Nrf2:INrf2 acts as a sensor for oxidative/electrophilic stress. INrf2 serves as an adaptor to link Nrf2 to the ubiquitin ligase Cul3-Rbx1 complex that ubiquitinate and degrade Nrf2. Under basal conditions, cytosolic INrf2/Cul3-Rbx1 is constantly degrading Nrf2. When a cell encounters stress Nrf2 dissociates from the INrf2 and translocates into the nucleus. Oxidative/electrophilic stress induced modification of INrf2Cysteine151 and/or protein kinase C (PKC)-mediated phosphorylation of Nrf2Serine40 controls Nrf2 release from INrf2 followed by stabilization and nuclear translocation of Nrf2. Nrf2 binds to the antioxidant response element (ARE) and activates a myriad of genes that protect cells against oxidative/electrophilic stress and neoplasia. A delayed response of oxidative/electrophilic stress activates GSK-3beta that phosphorylates Fyn at unknown threonine residue(s). Phosphorylated Fyn translocates to the nucleus and phosphorylates Nrf2Tyrosine568 that leads to nuclear export and degradation of Nrf2. Prothymosin-alpha mediated nuclear translocation of INrf2 also degrades nuclear Nrf2. The degradation of Nrf2 both in cytosol and nuclear compartments rapidly brings down its levels to normal resulting in suppression of Nrf2 downstream gene expression. An auto-regulatory loop between Nrf2 and INrf2 controls their cellular abundance. Nrf2 regulates INrf2 by controlling its transcription, and INrf2 controls Nrf2 by degrading it. In conclusion, switching on and off of Nrf2 combined with promoting an auto-regulatory loop between them regulates activation/deactivation of defensive genes leading to protection of cells against adverse effects of oxidative and electrophilic stress and promote cell survival.
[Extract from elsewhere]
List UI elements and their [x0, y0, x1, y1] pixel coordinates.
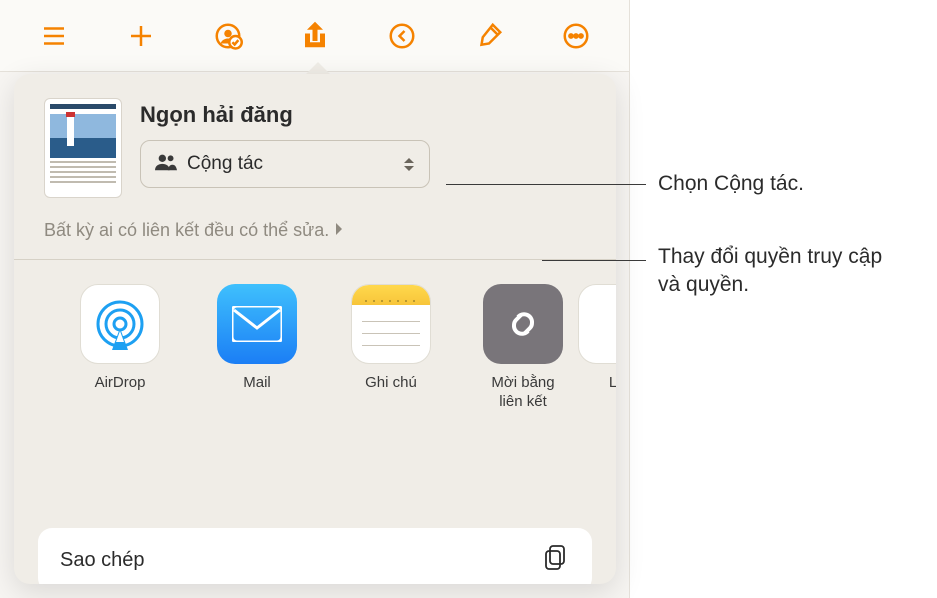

Nrf2:INrf2 (Keap1) signaling in oxidative stress.

Nrf2:INrf2 (Keap1) are cellular sensors of chemical- and radiation-induced oxidative and electrophilic stress. Nrf2 is a nuclear transcription factor that controls the expression and coordinated induction of a battery of defensive genes encoding detoxifying enzymes and antioxidant proteins. This is a mechanism of critical importance for cellular protection and cell survival. Nrf2 is retained in the cytoplasm by an inhibitor, INrf2 which functions as an adapter for Cul3/Rbx1-mediated degradation of Nrf2. In response to oxidative/electrophilic stress, Nrf2 is switched on and then off by distinct early and delayed mechanisms. Oxidative/electrophilic modification of INrf2 cysteine 151 and/or protein kinase C phosphorylation of Nrf2 serine 40 results in the escape or release of Nrf2 from INrf2. Nrf2 is stabilized and translocates to the nucleus, forms heterodimers with unknown proteins, and binds the antioxidant response element, which leads to coordinated activation of gene expression. It takes less than 15 min from the time of exposure to switch on nuclear import of Nrf2. This is followed by activation of a delayed mechanism that controls the switching off of Nrf2 activation of gene expression. GSK3beta phosphorylates Fyn at an unknown threonine residue(s), leading to the nuclear localization of Fyn. Fyn phosphorylates Nrf2 tyrosine 568, resulting in the nuclear export of Nrf2, binding with INrf2, and degradation of Nrf2. The switching on and off of Nrf2 protects cells against free radical damage, prevents apoptosis, and promotes cell survival.